Advocacia continua sendo confundida com seus clientes - Por Fábio Romeu Filho

goo.gl/EbcbA8 | Ainda que parcial, uma grande vitória da advocacia foi alcançada em 9 de agosto último, quando a Comissão de Constituição e Justiça do Senado Federal aprovou por unanimidade o Projeto de Lei 141/2015, que torna crime a violação das prerrogativas profissionais dos advogados. O trâmite legislativo reserva ainda apreciação do PL pela Câmara dos Deputados. O Brasil está, portanto, a um passo de importante avanço civilizatório.

Não é de hoje que a OAB-SP luta para que esse princípio basilar do Direito — a garantia de exercício profissional pleno àquele que é um dos componentes do tripé da Justiça — seja respeitado e seus violadores punidos por lei. O empenho mais intenso nesse sentido começou na primeira gestão de Luiz Flávio Borges D’Urso à frente da seccional Paulista da Ordem, em 2004, e prosseguiu com a mesma contundência nas suas duas administrações seguintes e nas do atual presidente, Marcos da Costa. Com o abraço à causa pelo Conselho Federal da OAB e o engajamento do presidente Cláudio Lamachia, a advocacia está prestes a conquistar o êxito legislativo almejado.

A vitória absoluta, contudo, não depende apenas do Congresso Nacional. Carece de um esforço contínuo por parte de toda a classe, exercido no dia a dia, para reversão de um enraizado preconceito. Se juízes, delegados, procuradores, burocratas ou qualquer autoridade a partir de agora pensarão três vezes antes de cercear o trabalho do advogado, parcela significativa da população — a maioria? — ainda enxerga esse profissional como espelho do cliente, principalmente em causas criminais.

Para potencializar essa visão distorcida, conta-se com ajuda decisiva da mídia, ou de parcela dela. No dia em que a Comissão de Constituição e Justiça do Senado aprovou o PL das Prerrogativas, telejornais noturnos alertavam para “os riscos” que isso traria ao país. Repórteres e analistas inseriam a votação por 15 a zero na CCJ entre as ações coordenadas para inibir a operação “lava jato”. Como é possível tamanha falta de rigor jornalístico? Ninguém pensou em puxar o histórico da luta pelo respeito às prerrogativas da advocacia? Não se pensou em verificar como se dá a prática da advocatícia em outros países? Seriam os interesses relacionados com a Operação Lava Jato onipotentes ao ponto de ditar o resultado de um pleito muito anterior a eles?

Prevalece hoje no Brasil o raciocínio binário, tendo como fiel da balança a operação “lava jato”: quem não subscreve todas as condutas da dita força-tarefa está ao lado dos corruptos. Há que se ter coragem e afirmar que, sim, prerrogativas de advogados são violadas diariamente tanto na famigerada — e bem-vinda! — operação quanto em tantas outras, tanto quanto nos fóruns criminais, cíveis ou trabalhistas, tanto quanto nas delegacias.

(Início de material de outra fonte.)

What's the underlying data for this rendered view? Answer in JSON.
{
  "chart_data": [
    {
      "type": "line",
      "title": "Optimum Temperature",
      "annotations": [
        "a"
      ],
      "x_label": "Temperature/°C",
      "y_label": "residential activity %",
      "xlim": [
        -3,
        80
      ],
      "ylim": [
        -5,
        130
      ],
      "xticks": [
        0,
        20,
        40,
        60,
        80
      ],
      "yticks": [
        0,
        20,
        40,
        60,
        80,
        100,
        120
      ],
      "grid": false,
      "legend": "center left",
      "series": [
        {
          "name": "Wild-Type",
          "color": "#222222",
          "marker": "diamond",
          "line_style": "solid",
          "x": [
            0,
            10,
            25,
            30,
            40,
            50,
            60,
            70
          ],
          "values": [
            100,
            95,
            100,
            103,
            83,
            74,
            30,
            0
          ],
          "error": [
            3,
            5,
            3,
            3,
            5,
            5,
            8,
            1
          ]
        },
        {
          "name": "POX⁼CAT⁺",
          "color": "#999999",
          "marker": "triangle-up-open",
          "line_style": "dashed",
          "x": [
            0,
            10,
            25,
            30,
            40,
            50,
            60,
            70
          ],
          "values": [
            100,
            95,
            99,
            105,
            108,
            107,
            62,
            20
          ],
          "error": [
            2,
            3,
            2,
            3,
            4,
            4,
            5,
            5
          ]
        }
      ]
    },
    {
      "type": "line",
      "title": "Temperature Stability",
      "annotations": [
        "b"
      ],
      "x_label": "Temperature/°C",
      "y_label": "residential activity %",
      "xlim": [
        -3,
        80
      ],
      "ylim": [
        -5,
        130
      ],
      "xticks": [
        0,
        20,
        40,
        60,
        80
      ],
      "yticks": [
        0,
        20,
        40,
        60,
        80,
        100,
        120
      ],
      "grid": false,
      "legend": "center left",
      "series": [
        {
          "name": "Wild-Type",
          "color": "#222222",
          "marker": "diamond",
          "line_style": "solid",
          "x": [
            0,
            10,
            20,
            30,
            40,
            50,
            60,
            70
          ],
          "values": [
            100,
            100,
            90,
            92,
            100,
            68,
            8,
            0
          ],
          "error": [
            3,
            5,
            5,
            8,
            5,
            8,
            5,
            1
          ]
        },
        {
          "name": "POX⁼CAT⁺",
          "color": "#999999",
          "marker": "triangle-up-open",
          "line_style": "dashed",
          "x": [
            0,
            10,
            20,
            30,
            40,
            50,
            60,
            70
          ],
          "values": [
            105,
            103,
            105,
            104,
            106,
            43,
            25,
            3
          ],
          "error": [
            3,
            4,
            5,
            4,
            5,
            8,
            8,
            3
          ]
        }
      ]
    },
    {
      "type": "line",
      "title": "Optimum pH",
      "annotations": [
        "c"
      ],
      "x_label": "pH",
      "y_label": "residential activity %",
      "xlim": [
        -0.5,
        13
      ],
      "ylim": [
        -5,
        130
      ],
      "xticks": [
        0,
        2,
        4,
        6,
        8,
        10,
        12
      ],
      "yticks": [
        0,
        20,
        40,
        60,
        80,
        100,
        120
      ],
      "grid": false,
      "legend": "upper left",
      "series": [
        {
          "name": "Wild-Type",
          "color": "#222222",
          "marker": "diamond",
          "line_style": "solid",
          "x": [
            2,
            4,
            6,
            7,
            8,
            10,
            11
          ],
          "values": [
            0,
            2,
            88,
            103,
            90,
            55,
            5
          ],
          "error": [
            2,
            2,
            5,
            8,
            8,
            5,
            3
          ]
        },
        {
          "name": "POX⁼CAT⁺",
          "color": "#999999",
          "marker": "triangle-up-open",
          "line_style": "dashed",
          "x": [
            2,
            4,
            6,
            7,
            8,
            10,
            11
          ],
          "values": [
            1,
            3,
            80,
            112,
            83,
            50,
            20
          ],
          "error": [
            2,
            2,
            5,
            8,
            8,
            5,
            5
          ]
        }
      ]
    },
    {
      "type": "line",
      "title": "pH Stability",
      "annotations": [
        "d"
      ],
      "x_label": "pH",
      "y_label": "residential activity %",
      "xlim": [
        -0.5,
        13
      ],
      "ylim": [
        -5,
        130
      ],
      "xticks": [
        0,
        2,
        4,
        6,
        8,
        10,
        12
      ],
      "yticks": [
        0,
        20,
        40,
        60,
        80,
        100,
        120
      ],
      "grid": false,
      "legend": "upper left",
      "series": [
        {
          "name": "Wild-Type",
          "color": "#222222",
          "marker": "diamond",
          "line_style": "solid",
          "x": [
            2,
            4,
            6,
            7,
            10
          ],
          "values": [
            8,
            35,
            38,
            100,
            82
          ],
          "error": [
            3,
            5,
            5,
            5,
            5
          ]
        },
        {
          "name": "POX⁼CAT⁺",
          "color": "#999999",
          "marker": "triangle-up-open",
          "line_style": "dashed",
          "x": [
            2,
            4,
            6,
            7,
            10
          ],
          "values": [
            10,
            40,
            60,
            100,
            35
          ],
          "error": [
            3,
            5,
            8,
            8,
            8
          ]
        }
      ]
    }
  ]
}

Não é coibindo ou ridicularizando a advocacia que se vencerá a sistêmica corrupção nativa. É irritante quando o âncora do telejornal mal disfarça uma risada irônica após pronunciar o advogado do réu famoso. O que está por traz desse sorriso de Mona Lisa? Uma vontade incontrolável de ver o réu condenado? Ora, jornalistas deveriam saber que a concretização da justiça deve seguir um caminho legal, e que esse caminho pode levar não exatamente aonde se gostaria.

A sociedade brasileira compreenderá, um dia, por que o advogado deve ser inviolável em seu exercício profissional. Não tardará, ninguém mais aplaudirá juízes que cerceiam a palavra de defensores. Burocratas não dificultarão vistas de processos, seguranças não submeterão advogados a revistas vexatórias à entrada dos fóruns. Escritórios de advocacia nunca mais serão invadidos e devassados. Tudo isso está prestes a se tornar crime, mas a mudança mais relevante, a cultural, talvez demore um pouco mais.

Profissional da coragem, o advogado deve ele próprio ser agente dessa transformação. Quem advoga está obrigado a lutar pelo respeito às prerrogativas profissionais, cujo destinatário é o próprio cidadão. A timidez e o medo não combinam com o exercício pleno da advocacia. O advogado deve ser o protagonista dessa incessante batalha por seus direitos, que são, enfim, os direitos do cidadão.